Ich will dir das nicht vorenthalten, du findest angehängt besagte Tagebucheinträge, die ehrlich und komisch sind in ihrem Sarkasmus und ihrer Zerworfenheit. Sie erzählen viel von der damaligen Zeit, von meiner und deiner Stimmung, von unserer Wahrnehmung der Dinge und vor allem von der Wahrnehmung von uns selbst. Wir waren uns so ähnlich damals, und wir sind doch immer wieder aneinander vorbeigeritten auf unseren schreienden und bockenden Eseln, jeder in die falsche Richtung. Aber ich muss auch sagen: Es war eine faszinierende Zeit und vieles davon war sehr kostbar. Und ist es immer noch.

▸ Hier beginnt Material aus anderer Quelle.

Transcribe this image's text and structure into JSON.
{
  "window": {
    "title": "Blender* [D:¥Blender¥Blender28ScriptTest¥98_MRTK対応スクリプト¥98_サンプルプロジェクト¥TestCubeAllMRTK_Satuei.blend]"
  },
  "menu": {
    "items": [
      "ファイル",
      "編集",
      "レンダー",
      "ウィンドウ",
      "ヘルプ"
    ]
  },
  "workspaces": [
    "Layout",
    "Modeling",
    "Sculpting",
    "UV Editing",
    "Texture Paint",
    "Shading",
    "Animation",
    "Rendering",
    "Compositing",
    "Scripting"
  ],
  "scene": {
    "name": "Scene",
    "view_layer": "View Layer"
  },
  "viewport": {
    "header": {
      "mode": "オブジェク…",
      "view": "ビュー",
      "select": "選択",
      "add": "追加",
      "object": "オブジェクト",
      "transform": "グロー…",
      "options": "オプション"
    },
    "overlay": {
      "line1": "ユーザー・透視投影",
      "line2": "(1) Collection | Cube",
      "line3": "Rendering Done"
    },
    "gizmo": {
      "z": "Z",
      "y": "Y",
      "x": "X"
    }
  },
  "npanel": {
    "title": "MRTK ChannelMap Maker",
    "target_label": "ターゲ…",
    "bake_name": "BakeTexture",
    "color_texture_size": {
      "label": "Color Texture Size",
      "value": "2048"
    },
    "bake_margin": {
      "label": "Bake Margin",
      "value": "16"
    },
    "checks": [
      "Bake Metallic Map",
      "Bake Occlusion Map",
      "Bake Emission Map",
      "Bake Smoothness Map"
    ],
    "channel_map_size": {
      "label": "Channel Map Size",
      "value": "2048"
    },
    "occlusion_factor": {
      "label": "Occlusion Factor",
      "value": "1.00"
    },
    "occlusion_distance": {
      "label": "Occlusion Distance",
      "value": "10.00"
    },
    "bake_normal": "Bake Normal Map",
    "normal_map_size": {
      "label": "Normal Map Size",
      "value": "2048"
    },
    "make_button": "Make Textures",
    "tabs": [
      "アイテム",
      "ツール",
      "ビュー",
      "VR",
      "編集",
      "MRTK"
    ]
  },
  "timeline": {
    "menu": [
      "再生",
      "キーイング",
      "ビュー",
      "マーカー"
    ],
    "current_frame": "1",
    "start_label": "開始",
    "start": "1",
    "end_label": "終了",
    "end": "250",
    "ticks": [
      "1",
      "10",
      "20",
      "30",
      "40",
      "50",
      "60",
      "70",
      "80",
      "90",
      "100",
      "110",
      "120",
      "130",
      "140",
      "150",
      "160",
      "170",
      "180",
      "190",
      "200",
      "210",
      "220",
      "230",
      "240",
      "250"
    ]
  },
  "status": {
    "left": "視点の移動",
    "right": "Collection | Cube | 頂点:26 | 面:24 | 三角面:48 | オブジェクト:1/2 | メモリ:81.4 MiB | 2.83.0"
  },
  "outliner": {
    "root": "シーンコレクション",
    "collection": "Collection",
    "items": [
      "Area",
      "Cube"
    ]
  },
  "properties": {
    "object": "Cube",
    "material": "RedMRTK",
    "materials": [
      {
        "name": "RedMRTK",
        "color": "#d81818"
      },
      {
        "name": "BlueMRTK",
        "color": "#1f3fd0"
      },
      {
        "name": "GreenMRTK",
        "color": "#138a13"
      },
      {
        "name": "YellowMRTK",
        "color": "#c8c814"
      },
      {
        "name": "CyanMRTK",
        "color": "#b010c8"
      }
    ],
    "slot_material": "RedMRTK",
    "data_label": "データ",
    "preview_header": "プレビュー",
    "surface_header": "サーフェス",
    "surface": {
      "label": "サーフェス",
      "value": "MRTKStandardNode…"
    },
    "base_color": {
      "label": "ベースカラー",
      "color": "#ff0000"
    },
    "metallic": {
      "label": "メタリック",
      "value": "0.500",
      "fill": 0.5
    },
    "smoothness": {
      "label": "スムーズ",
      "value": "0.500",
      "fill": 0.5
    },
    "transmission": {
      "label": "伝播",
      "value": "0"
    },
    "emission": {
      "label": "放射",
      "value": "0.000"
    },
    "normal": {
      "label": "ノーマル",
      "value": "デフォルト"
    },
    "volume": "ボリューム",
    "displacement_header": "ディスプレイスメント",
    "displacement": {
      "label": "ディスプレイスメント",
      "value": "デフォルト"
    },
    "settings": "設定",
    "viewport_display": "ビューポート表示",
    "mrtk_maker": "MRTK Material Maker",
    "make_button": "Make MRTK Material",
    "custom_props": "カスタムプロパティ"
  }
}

So wie ich diese Eintragungen wiederentdecke, finde ich Schnipsel meiner Person, die sich inzwischen fortbewegt hat, vieles hinter sich gelassen, die entdeckt hat, wie es ist, dabei zu sein, dazuzugehören. Aber die auch viele wertvolle Dinge auf dem Weg zurückgelassen hat. Ich schaffe es heute nicht annähernd einen so flüssigen und energischen Text hinzukratzen wie damals. Schartig und rostig quietschen heute meine Synapsen beim Schmieden der Sätze. Ich will daran arbeiten, es muss wieder die Energie und Intensität hinein in meine Sprache und mein Denken, die mich damals sogar meine Fehlleistungen und Niederlagen hat genießen lassen, auf eine gewisse eigene und seltsame Weise. Und es ist wahr: Die Leute haben immer noch Spaß, gerade jetzt lachen und trinken sie wieder unter meinem Fenster, genau wie gestern auch, und ich gehöre wieder nicht dazu. Das ist wohl auch ganz gut so, denn so kann ich hier sitzen und tippen.